For estimating the cardinality of XPath expressions, the authors introduced the Path Join algorithm. Given an XPath query Q, the path join retrieves a set of path ids and the corresponding frequencies for each element tag in Q from the PathId-Frequency table. For each pair of adjacent element tags in Q, they use a nested loop to determine the containment of the path ids in their sets. Path IDs that clearly do not contribute to the query result will be removed. The frequency values of the remaining path ids will be used to estimate the query size. The algorithm uses the information of the path-order table to compute the selectivity of the (following-sibling, preceding-sibling) axes that may occur in Q. The XPath expression which involves the preceding or following axes is converted into a set of XPath expres-sions involving only preceding-sibling or following-sibling axes according to the path ids of the nodes associated with preceding or following axes after the path ID join. Then, the estimation result is given by the selectivity sum of the set of path expressions. The authors introduced two compact summary structures called p-histogram and o-histogram, to summarize the path and order information of XML data respectively. A p-histogram is built for each distinct element tag to summarize the pathId-frequency information. In this histogram, each bucket contains a set of path ids and their average frequency value. Based on the observation that the path-order table is very sparse and the frequencies in the majority of the cells are zero, the o-histogram is designed to summarize the path-order information where only the cells with non-zero values are stored. Although, the proposed model is the first work to address the problem of cardinality estimation of XPath expression with order-based axes, it is unfortunately not clear how an extension can be introduced to support predicates.
Summary – The Choice of the Path tree Synopsis
Some of the main usages of selectivity estimation techniques are to accelerate the performance of the query evaluation process and to estimate the cost for a given query.

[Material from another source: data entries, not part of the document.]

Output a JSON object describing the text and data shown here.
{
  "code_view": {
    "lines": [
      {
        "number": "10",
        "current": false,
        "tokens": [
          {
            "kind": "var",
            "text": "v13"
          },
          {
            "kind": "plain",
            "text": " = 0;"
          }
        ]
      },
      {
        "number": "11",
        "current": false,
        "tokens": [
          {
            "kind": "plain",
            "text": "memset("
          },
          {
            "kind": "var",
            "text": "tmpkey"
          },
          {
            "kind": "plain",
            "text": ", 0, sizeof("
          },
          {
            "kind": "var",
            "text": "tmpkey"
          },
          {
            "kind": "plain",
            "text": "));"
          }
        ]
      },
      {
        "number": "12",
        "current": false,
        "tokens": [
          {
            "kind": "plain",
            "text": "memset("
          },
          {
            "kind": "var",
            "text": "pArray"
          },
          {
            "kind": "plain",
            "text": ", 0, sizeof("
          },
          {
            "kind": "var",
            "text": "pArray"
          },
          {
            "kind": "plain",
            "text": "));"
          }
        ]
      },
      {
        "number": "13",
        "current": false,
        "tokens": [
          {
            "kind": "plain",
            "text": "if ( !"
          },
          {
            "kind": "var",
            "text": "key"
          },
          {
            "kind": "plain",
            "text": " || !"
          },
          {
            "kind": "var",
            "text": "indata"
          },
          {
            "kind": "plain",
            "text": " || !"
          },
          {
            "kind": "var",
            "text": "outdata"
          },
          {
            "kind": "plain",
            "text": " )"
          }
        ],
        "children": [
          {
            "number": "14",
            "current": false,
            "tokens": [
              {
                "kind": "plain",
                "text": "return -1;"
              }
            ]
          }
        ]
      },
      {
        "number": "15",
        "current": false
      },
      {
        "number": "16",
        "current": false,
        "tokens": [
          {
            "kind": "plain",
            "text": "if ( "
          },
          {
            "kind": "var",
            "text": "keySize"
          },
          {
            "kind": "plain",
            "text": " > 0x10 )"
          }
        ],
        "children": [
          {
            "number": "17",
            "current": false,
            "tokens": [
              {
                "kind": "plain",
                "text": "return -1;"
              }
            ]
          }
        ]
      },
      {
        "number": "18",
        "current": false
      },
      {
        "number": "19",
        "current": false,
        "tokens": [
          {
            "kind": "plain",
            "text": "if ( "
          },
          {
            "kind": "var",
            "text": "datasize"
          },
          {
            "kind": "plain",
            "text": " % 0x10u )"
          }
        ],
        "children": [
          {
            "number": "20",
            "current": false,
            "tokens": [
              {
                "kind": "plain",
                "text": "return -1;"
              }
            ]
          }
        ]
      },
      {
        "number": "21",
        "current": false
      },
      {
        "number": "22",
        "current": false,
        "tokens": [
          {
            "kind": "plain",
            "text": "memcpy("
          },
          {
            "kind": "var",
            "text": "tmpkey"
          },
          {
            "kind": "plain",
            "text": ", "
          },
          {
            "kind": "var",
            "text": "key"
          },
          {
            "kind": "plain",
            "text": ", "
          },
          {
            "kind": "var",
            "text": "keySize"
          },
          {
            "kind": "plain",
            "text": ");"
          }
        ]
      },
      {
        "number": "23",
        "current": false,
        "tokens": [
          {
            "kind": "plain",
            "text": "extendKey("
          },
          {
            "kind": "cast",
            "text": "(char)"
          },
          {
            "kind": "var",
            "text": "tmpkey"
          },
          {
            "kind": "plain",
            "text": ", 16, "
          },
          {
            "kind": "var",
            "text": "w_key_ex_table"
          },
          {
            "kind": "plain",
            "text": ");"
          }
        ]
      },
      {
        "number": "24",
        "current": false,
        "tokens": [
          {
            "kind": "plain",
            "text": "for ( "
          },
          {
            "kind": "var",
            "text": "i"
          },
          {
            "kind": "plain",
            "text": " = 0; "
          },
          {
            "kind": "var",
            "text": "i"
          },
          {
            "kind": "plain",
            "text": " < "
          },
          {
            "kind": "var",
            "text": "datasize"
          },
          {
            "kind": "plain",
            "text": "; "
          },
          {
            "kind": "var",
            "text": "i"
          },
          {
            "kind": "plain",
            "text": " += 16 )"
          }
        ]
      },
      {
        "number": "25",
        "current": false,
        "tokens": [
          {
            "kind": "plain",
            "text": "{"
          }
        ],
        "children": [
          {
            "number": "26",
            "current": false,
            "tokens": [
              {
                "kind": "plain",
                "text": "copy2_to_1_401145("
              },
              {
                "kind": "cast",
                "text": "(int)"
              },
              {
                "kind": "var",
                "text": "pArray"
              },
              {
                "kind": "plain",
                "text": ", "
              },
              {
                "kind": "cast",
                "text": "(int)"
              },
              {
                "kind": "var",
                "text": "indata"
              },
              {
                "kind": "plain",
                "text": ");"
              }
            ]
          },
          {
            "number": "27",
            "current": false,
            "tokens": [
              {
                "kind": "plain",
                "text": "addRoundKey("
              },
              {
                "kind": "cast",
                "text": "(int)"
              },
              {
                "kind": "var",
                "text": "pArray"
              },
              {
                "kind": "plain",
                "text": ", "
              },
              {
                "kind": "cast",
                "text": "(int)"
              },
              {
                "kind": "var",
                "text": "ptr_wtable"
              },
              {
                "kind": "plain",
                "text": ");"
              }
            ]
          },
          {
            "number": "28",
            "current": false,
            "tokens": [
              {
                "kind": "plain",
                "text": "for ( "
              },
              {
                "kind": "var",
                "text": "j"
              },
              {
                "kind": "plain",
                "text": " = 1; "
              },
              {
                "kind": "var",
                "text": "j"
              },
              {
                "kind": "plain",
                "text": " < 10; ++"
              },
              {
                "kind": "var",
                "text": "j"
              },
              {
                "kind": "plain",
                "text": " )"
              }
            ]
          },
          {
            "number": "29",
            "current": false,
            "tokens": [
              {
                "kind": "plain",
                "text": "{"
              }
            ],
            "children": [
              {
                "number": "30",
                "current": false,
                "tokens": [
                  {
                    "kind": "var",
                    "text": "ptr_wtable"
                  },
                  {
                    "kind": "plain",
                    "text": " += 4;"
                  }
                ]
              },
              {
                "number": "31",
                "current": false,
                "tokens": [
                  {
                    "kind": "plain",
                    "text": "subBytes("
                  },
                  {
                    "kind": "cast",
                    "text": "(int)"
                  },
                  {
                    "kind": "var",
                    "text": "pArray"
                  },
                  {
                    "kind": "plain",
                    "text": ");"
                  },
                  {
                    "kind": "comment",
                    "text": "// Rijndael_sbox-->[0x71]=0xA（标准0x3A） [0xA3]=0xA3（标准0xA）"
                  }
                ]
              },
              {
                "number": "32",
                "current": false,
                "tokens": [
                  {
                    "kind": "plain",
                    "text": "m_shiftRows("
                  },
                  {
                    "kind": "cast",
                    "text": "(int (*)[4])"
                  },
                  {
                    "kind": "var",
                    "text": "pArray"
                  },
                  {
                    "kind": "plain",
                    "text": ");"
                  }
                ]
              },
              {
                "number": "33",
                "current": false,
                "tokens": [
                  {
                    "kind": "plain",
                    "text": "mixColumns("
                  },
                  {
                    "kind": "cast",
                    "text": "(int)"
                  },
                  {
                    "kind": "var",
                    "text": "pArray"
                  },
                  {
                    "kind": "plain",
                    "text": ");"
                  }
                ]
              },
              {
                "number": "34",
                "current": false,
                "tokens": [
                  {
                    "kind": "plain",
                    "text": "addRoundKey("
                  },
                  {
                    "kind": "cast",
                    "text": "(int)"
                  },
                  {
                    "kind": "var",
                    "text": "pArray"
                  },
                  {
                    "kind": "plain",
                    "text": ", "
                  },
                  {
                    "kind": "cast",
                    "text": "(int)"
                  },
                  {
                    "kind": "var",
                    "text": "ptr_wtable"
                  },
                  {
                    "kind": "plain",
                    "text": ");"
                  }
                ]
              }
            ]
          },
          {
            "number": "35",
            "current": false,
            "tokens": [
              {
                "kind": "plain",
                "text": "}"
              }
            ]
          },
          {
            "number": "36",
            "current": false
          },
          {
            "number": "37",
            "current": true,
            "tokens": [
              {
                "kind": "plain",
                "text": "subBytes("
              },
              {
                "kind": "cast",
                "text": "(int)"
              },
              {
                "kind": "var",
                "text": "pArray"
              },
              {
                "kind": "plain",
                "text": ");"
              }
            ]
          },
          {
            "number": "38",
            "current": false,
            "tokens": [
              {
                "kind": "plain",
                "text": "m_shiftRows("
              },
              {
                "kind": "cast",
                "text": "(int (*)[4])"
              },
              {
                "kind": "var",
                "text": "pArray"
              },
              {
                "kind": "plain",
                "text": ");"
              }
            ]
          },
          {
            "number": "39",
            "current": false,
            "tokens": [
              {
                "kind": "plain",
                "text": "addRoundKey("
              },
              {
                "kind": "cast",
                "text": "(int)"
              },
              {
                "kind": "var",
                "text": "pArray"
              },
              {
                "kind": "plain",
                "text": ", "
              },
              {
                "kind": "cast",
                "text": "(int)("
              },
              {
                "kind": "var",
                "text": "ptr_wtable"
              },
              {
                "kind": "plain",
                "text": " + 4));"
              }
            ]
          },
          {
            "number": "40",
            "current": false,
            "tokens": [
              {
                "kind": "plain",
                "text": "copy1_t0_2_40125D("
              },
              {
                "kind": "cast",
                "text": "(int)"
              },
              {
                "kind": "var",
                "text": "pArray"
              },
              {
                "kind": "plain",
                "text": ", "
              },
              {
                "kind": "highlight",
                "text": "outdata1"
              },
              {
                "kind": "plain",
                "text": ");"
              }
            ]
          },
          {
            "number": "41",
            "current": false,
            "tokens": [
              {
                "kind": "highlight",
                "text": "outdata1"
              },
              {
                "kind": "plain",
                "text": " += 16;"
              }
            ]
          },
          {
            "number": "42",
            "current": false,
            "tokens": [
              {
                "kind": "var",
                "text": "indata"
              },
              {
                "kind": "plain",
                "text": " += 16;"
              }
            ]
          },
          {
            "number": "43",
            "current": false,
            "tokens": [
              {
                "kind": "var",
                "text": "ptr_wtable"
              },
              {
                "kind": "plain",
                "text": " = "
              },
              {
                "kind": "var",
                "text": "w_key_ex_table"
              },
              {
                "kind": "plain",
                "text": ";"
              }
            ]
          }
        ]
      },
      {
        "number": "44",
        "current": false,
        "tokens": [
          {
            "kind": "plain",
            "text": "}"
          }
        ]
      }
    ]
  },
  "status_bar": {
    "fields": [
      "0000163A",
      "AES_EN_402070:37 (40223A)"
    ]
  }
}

Furthermore, a good technique should be able to provide accurate estimates for a large fragment of XPath. These techniques should also support structural and data value queries. The synopsis of the estimation technique should be constructed rapidly (one pass on the XML Data) for the different types (deep, large, recursive,..etc.) of XML data sets. In addition, the required summary structure(s) for achieving the selectivity estimation process must be efficient in terms of memory and space consumption.
Our main objective is to build an estimation selectivity technique for the fragment of Forward XPath (defined in 18.104.22.168) with the above mentioned features.
Below, we summary and compare the related work based on the following cri-teria:
• The Fragment of XPath: Some techniques estimate the selectivity for only path expressions and they do not support twigs, e.g., [Aboulnaga 2001], [Wang 2004], [Li 2006], and [Fisher 2007]. Others, support twigs with struc-tural queries only, so can not support twigs with text(), e.g., [Zhang 2006b] and [Polyzotis 2004a].
The XSeed technique [Zhang 2006b] can not process a nested expres-sions (nested predicates) [Sakr 2010]. While the TreeSktech technique [Polyzotis 2004a] does not support queries with Ancestor-Descendant rela-tionships neither queries with ′text()′ [Luo 2009].
The XCLUSTER [Polyzotis 2006] addresses the summarization problem for structured XML content, but its construction time is unknown. Furthermore, as it is mentioned in [Sakr 2010] it does not process a nested expressions (nested predicates).
Some work has been conducted to estimate the selectivity for XQuery.
The design and implementation of a relational algebraic based framework for estimating the selectivity of XQuery expressions was described in [Saker 2007], [Saker 2008].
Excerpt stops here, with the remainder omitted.